Internet users are advised to sign up for a free account with 5GB of storage space at webrecorder.io. and it is possible to download the Webrecorder Desktop Player Application, which allows the users to browse through their archived material offline. However, one can also utilize the software without registering and create temporary collections anonymously. Web archives created with the software are downloaded as WARC files, which come with all the required metadata mentioned previously in the Heritrix section. In fact, existing standard WARC (or ARC) files can be imported into Webrecorder and added to collections.^37 The process of creating the recordings seems to be flexible. Each time a user hits the “record” button, the software creates recording sessions, which are the smallest units of a web collection in Webrecorder. The user is able to add multiple recordings to a single collection, rename, move, and even delete files. Webrecorder is a free open-source software, but users should be aware of its terms and policies. In its “Terms of Use,” Rhizome makes it clear it has the right “to terminate or restrict access to [one’s] account and to delete or disable access to any links created and/or content stored in connection with the account, in [their] sole discretion, without advance notice, and shall have no liability for doing so.”^38 Rhizome also notes that it reserves the right to suspend service without telling its users beforehand. These aspects could certainly generate many issues for an individual or repository that depend on this software to meet his/its web archiving needs.

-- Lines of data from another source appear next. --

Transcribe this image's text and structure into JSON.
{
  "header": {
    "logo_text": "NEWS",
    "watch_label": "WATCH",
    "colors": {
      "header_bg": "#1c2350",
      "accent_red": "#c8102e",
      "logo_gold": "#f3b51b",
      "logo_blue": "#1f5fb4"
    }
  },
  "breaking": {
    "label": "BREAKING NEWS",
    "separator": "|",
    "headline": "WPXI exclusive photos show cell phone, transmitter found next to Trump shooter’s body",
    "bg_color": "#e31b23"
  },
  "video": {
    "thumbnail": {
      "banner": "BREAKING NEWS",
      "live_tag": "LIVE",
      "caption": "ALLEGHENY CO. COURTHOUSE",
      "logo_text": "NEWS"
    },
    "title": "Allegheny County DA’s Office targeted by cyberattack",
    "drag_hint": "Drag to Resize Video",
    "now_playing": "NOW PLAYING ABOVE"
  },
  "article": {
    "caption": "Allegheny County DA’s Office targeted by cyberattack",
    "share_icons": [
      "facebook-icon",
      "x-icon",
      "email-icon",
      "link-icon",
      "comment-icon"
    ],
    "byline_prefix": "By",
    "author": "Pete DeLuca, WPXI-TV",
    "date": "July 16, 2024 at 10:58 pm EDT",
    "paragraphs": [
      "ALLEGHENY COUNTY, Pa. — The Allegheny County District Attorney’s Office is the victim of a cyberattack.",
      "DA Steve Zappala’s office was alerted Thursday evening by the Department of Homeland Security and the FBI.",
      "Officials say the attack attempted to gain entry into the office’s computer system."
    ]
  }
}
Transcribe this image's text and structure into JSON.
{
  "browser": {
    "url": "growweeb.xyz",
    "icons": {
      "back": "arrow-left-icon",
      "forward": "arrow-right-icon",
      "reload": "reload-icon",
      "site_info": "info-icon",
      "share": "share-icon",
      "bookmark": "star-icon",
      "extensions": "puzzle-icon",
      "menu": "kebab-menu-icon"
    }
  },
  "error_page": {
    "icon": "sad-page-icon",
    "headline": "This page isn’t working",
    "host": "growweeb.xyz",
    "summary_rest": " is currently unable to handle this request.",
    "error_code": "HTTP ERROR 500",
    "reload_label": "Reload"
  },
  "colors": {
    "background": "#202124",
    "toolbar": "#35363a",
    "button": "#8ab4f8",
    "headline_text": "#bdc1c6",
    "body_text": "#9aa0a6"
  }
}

(^35) “Rhizome Awarded $600,000 by The Andrew W. Mellon Foundation to Build Webrecorder.” (^36) McKeehan, “Symmetrical Web Archiving with Webrecorder, a Browser-Based Tool for Digital Social Memory. An Interview with Ilya Kreymer.” 37

38 Espenschied, “Rhizome Releases First Public Version of Webrecorder.” “Terms and Policies.”

Conclusion

Although it can still be considered a recent endeavor, web archiving has become an indispensable activity in today’s world. People are constantly uploading photos, sharing their thoughts and ideas, and seeking answers to their questions in all sorts of websites, all of which make the Internet an important tool in understanding current and past cultural and socio- economic trends. Founded in the 1990s, the Internet Archive aimed to preserve the contents of the web, make all of its collections available to the public, and provide services that would allow other institutions to capture their own materials. Through the years, it has launched the Wayback Machine, Archive-It, and Heritrix, an open-source crawler that has been widely used all over the world. In fact, users currently have several options when it comes to finding a web crawler to meet their preservation needs. Besides Heritrix, a user might find HTTrack, a free offline browser, or Wget, a non-interactive command line tool, more user-friendly and capable of handling smaller operations. Other options include Brozzler, which uses a real browser during crawls, and Webrecorder, an operation that records the user’s interaction with a web page. No matter which crawler the user or the organization might end up opting for, it is important to recognize the challenges and limitations related to web archiving in general, such as its difficulties in capturing and executing playback for dynamic content and downloadable media, dealing with websites that contain robots.txt exclusions, crawling password-protected sites, and handling form and database-driven content. However, since technological advances are being made every day, many believe that soon web crawlers will be able to fully capture all different aspects of web pages, allowing organizations to preserve one of the most ephemeral and mutating services in current society, the Internet.